With a handsome starting salary, a 5% per year increase after the three required years (similar to the pay increase by year with school teachers), and full government benefits, the program will work to keep these well- trained, strong leaders in the rural areas where their expertise is needed most.

Maternal health is of the utmost importance, and this project idea is one of the most sustainable ways to ensure that progress is being made. In order to have healthy, well raised children, the mother must be alive and well to do so. Additionally, all of the rights and freedoms that are being fought for in the interest of women are for nothing if the women themselves are dying needlessly. By having healthy pregnancies and deliveries, along with general women’s health, women will be able to exercise rights to land ownership or ability to take out a microfinance loan. Women will be able to help raise nurtured children who can succeed in school if they themselves are healthy. In Ghana in particular, women do most of the farming and household work, so families are losing a huge contributing member in the family if women are ill.

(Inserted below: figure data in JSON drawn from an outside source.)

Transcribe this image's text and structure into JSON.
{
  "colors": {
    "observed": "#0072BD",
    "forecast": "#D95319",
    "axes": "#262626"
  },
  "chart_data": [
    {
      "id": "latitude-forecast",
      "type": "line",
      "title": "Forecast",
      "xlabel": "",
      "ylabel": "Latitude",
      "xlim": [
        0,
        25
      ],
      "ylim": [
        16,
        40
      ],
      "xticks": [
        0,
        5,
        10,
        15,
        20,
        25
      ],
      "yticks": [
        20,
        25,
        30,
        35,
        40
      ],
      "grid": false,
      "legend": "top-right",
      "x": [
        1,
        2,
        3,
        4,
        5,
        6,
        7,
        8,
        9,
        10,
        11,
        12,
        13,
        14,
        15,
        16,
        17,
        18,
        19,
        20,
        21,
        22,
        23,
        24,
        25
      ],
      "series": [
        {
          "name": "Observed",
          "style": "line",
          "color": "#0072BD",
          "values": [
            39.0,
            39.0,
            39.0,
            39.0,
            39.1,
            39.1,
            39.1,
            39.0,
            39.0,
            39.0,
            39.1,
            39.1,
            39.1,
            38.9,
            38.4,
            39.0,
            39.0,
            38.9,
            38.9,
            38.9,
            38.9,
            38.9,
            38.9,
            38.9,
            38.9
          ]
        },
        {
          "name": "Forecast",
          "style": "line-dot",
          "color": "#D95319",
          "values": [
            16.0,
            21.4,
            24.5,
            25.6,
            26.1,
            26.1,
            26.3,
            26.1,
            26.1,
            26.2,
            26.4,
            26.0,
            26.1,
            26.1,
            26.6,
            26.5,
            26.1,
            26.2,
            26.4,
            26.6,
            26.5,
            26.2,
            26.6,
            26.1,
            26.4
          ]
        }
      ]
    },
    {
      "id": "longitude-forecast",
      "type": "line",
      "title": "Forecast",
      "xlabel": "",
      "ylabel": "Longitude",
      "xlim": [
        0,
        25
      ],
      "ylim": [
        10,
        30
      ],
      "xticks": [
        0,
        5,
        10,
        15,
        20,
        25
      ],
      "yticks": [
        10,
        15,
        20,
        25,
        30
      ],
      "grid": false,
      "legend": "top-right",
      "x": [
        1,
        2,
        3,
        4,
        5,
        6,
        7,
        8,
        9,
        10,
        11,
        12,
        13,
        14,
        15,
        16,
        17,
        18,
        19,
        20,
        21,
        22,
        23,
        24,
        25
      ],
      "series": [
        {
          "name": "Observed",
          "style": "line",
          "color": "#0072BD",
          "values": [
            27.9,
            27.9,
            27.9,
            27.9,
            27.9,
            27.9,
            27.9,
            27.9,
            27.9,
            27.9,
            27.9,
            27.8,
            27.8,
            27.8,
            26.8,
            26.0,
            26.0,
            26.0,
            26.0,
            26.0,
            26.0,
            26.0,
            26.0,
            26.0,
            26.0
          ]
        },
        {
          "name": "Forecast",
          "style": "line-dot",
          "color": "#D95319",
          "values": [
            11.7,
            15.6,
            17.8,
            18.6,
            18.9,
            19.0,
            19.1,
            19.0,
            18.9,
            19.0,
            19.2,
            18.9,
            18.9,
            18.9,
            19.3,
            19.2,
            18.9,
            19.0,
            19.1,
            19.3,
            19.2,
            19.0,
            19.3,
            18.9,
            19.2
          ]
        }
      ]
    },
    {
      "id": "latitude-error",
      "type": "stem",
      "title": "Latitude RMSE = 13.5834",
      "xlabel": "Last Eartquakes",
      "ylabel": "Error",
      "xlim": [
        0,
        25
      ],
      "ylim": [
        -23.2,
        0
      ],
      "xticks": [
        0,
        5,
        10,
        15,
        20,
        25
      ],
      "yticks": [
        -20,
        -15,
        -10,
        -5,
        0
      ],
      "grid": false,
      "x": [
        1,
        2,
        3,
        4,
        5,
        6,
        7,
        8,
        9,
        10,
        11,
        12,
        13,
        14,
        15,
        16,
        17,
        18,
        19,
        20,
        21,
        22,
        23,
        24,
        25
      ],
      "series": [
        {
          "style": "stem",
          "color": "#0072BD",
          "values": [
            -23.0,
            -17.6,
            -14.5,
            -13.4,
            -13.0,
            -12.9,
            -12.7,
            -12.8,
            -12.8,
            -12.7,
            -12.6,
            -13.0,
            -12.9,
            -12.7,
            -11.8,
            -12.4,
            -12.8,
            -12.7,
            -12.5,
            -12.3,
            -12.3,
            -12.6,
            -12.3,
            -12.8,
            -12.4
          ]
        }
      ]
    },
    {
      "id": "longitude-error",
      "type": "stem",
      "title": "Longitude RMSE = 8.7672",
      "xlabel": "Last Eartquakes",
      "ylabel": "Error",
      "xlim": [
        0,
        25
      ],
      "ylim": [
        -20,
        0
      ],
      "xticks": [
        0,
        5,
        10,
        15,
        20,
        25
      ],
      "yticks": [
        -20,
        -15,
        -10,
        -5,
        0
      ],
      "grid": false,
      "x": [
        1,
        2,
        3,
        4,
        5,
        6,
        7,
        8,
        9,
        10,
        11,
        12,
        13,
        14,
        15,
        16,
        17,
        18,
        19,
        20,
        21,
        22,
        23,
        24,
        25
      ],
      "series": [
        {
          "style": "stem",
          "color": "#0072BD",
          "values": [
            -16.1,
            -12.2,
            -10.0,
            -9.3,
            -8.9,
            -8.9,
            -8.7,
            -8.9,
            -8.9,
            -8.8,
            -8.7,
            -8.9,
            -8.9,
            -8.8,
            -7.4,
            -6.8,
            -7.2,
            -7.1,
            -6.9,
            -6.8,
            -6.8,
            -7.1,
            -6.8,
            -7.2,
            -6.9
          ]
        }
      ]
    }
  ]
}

Right now, $15 billion in productivity is lost every year due to the deaths of mothers in developing countries, according to the United Nations Population Fund (UNFPA). The other piece of this is that the young women who are becoming midwives themselves will be empowering women in Ghana, showing the necessity and prestige that should go along with a critical role in society. These young women will be well-educated, which means later marriage and less unplanned pregnancies as they will have more knowledge about the authority they possess over their own bodies. A restructuring of the birthing model would benefit Ghana as a whole and would serve as a model for countries who wish to restructure their present birth model situation.